The distinction between “employee” and “independent contractor” is crucial in workers’ compensation law. Employees are covered by state-mandated, employer-provided workers’ compensation insurance but independent contractors are not.
There has long been tension between employers and workers’ compensation claimants over who is an independent contractor and who is an employee when workers are injured and need medical treatment and compensation for time lost from work.
The IRS has well-established rules for determining who is an independent contractor for tax purposes and, while those rules form a starting point for analyzing workers’ compensation issues regarding independent contractor status, most states’ workers’ compensation laws go further. Workers’ compensation statutes are, of course, remedial in nature and designed to make industry shoulder the burden of caring for injured workers so that taxpayers do not.
Under common law rules of statutory construction of remedial legislation, state boards and appellate courts must liberally construe the term “employee” in order to find coverage for injured workers. In Arizona, case law has focused on the question of whether the injured claimant was doing work that is an integral part of the employer’s business in determining whether the employer has the “right to control” the worker which is the main feature of employee rather than independent contractor status. If a worker is doing such work rather than simply providing a service ancillary to the employer’s business, he/she is most likely an employee, not an independent contractor.
For many years, the trucking industry has been fertile loam for employer abuse of independent contractor status. In order to avoid federal tax liability for FICA contributions as well as workers’ compensation insurance for drivers, the industry has devised all manner of subterfuge to make it appear that truckdrivers, almost all of whom are providing a service integral to the trucking companies’ business, are independent contractors rather than employees.
Recently, a USA Today investigation report blew the lid off a major independent contractor scam in the ports of Los Angeles where truckers haul freight from the ports to warehouses and rail lines for distribution to all of the major retailers around the country. Reporters found that port trucking companies have engaged in the practice of forcing truckers, many of whom are immigrants who don’t speak or read English, to sign contracts to lease their trucks and pay all expenses related to their purchase, maintenance and operation often leaving the driver with no net earnings despite working far more than forty hours a week. Reporters also discovered that grossly overworking the drivers was leading to driving accidents and serious injuries not covered by workers’ compensation.

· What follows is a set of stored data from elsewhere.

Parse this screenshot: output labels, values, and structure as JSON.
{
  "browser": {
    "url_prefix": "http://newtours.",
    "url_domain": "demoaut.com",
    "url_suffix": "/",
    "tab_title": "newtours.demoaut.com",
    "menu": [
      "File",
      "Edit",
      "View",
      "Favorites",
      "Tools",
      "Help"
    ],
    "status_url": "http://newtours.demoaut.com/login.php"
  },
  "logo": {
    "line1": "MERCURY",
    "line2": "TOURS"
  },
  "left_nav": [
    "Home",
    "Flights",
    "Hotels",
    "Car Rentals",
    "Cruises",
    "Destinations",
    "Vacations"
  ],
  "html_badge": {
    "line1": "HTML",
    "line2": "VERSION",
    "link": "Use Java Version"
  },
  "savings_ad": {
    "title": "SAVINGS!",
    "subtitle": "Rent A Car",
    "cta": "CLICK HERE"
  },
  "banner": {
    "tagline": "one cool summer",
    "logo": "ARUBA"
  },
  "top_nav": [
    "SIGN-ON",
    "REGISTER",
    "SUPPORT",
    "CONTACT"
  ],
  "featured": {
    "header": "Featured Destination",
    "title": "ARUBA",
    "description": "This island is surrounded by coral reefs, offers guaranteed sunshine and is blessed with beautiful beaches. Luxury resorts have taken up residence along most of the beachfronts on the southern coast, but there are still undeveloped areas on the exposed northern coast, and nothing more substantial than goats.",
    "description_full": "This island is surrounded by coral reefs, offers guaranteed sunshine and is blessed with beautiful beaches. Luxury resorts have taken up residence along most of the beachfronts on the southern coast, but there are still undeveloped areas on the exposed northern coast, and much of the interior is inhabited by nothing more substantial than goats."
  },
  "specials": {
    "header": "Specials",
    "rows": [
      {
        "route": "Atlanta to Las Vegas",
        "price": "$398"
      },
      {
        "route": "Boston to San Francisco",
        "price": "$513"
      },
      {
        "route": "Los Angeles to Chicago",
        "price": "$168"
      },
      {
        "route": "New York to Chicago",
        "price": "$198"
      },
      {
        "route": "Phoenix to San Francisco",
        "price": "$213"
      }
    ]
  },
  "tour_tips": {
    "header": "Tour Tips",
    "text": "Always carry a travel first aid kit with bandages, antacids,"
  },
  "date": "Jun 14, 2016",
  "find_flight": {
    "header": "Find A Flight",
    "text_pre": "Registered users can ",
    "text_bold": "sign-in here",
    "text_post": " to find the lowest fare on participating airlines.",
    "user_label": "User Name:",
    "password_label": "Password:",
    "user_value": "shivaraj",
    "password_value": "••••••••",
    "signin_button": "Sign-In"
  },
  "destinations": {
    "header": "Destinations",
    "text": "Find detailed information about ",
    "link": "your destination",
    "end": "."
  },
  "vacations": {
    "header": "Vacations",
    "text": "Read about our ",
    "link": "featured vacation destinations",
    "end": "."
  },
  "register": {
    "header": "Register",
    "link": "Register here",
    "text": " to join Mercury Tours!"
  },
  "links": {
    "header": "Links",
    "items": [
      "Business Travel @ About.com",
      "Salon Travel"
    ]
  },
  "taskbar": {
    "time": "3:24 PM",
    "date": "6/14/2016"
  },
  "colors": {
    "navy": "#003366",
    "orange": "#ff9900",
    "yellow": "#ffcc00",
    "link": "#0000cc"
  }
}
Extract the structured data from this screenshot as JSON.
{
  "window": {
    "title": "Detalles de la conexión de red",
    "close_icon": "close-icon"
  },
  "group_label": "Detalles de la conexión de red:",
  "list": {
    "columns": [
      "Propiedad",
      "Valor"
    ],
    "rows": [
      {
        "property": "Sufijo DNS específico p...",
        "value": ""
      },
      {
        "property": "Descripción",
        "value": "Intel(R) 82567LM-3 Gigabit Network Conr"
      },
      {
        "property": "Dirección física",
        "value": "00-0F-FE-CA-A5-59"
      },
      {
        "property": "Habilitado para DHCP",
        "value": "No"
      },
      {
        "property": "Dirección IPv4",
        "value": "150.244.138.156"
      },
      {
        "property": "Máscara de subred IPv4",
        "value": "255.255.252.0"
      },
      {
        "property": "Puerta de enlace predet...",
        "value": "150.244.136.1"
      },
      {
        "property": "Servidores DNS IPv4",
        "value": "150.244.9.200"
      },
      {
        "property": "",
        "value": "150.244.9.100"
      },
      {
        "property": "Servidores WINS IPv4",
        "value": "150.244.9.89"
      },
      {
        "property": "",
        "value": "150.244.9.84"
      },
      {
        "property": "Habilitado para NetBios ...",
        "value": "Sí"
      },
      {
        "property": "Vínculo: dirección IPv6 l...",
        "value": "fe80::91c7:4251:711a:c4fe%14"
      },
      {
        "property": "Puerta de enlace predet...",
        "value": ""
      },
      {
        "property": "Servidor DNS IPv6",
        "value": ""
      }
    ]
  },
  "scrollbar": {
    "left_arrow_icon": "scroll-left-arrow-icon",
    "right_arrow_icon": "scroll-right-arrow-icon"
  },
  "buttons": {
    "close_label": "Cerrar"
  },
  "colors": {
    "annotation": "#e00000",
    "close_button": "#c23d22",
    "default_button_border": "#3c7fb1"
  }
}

Drivers complained that if they refused to work continuous shifts without rest, they would be let go, leases terminated and the truck re-leased to a new driver with all their equity in the truck gone. Consequently, they felt they had no choice but to accept the leases and work the long hours.
Fortunately, according to the USA Today report, drivers are winning practically all of these cases that go before the California Department of Industrial Relations. The “labor commission” is ruling consistently that the drivers are employees not independent contractors. Judging from employer responses to the reporters, however, they are not remorseful and it appears that this systemic abuse of independent contractor status might take much longer to stamp out.